The four types of beverages were single NNS (ace-K, aspartame, cyclamate, saccharin, stevia, and sucralose), NNS blends (ace-K + aspartame; ace-K + sucralose; ace-K + aspartame + cyclamate; and ace-K + aspartame + sucralose), SSBs (glucose, sucrose, and fructose), and water (control).

In the uncoupled interventions, NNS beverages (single or blends) had no effect on postprandial glucose, insulin, GLP-1, GIP, PYY, ghrelin, and glucagon, with responses similar to water.

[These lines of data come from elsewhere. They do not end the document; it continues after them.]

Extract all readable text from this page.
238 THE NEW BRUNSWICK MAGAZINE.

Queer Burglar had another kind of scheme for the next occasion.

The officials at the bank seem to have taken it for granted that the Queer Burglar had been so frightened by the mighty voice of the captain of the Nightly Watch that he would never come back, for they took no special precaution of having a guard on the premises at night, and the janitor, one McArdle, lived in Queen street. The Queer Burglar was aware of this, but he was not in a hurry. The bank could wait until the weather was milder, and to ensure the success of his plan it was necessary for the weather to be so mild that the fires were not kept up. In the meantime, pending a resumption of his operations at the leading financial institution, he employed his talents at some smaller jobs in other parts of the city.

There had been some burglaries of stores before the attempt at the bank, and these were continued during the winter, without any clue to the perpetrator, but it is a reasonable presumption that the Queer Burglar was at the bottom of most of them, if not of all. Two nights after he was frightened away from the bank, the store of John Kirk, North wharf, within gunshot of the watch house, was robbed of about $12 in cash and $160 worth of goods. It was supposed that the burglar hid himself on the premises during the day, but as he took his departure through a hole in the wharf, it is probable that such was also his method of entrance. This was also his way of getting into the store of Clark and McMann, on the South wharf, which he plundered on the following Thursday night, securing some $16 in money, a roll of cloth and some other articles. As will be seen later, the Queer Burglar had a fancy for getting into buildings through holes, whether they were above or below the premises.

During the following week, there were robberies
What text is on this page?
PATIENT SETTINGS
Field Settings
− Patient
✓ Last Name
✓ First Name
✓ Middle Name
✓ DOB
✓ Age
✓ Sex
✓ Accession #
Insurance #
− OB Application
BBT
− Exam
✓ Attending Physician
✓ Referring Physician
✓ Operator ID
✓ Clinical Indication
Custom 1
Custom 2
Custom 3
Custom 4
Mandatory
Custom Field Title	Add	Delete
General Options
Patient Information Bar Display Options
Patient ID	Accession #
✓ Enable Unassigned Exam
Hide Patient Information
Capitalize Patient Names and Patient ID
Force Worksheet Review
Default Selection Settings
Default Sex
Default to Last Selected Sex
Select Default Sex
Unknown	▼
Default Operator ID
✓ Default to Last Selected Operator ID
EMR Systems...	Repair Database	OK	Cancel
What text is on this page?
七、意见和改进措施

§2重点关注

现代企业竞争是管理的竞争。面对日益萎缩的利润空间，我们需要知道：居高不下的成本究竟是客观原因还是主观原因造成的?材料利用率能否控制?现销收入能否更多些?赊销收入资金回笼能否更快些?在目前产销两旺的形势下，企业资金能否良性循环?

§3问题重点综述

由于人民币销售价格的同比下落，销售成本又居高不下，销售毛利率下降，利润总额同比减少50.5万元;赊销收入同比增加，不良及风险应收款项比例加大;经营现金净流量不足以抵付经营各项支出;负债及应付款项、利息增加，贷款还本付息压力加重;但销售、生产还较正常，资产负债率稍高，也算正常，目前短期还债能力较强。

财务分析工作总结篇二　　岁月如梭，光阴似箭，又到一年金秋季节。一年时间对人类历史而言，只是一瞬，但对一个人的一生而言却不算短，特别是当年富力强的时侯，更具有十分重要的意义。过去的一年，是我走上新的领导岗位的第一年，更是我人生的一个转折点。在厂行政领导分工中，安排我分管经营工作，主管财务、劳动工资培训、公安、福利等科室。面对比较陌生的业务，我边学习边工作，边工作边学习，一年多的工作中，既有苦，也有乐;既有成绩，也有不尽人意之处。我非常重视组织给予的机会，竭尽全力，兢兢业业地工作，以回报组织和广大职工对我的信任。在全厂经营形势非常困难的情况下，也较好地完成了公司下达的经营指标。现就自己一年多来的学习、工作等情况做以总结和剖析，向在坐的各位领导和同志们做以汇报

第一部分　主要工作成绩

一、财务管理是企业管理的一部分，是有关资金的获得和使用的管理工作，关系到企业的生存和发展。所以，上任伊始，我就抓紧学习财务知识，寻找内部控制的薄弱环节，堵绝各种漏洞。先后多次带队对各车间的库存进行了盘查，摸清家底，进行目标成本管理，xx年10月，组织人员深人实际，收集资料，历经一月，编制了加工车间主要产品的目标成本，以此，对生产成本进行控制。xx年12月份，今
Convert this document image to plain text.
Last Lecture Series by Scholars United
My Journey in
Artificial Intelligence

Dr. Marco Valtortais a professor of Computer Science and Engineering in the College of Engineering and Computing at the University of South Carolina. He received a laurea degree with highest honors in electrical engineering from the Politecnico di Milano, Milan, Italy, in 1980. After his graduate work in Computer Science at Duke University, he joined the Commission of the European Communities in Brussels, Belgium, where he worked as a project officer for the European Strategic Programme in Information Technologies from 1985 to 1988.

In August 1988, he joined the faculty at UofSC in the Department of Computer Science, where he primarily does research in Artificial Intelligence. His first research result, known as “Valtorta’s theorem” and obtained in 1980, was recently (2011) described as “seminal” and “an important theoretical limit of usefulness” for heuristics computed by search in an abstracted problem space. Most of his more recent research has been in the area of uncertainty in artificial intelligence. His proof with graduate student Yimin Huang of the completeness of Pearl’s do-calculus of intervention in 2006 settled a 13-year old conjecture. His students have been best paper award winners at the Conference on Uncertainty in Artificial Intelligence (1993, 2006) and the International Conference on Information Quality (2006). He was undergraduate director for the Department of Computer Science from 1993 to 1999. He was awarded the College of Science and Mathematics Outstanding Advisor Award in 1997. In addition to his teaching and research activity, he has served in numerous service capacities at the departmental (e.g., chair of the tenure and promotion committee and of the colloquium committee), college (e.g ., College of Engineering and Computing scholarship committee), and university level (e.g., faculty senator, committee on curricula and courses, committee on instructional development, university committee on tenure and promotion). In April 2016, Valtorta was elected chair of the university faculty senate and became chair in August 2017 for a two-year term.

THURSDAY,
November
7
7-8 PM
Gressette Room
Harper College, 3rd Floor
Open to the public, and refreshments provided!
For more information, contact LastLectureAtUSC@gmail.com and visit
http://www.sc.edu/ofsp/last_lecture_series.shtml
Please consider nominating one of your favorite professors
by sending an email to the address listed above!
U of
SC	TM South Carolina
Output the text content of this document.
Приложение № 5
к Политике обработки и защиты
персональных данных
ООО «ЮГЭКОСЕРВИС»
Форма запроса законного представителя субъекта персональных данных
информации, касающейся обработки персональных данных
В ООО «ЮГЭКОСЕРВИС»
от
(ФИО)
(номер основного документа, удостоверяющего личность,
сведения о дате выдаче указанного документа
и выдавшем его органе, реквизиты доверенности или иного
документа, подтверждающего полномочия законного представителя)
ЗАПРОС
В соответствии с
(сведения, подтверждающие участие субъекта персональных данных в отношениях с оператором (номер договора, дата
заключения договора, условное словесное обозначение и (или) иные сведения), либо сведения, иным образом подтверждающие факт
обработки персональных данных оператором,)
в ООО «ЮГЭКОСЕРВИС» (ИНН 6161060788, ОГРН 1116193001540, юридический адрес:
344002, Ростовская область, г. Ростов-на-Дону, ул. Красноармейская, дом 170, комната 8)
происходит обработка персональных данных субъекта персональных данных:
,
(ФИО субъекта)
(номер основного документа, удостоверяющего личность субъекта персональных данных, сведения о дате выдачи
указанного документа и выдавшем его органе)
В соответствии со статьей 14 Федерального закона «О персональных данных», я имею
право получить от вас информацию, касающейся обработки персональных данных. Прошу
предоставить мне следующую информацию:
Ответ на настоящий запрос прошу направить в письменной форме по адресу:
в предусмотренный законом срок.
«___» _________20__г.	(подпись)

In the uncoupled interventions, SSBs sweetened with caloric sugars (glucose and sucrose) increased postprandial glucose, insulin, GLP-1, and GIP responses, with no differences in postprandial ghrelin and glucagon responses.

In the coupled and delayed coupling interventions, NNS beverages had no postprandial glucose and endocrine effects, with responses similar to water.

The studies generally had low to moderate confidence.

The study was supported by an unrestricted grant from IAFNS. Dr. Khan has received research support from the Canadian Institutes of Health Research, the International Life Sciences Institute, and the National Honey Board. He has received honorariums for lectures from the International Food Information Council and the IAFNS. Dr. Mellor has no disclosures.

A version of this article first appeared on Medscape.com.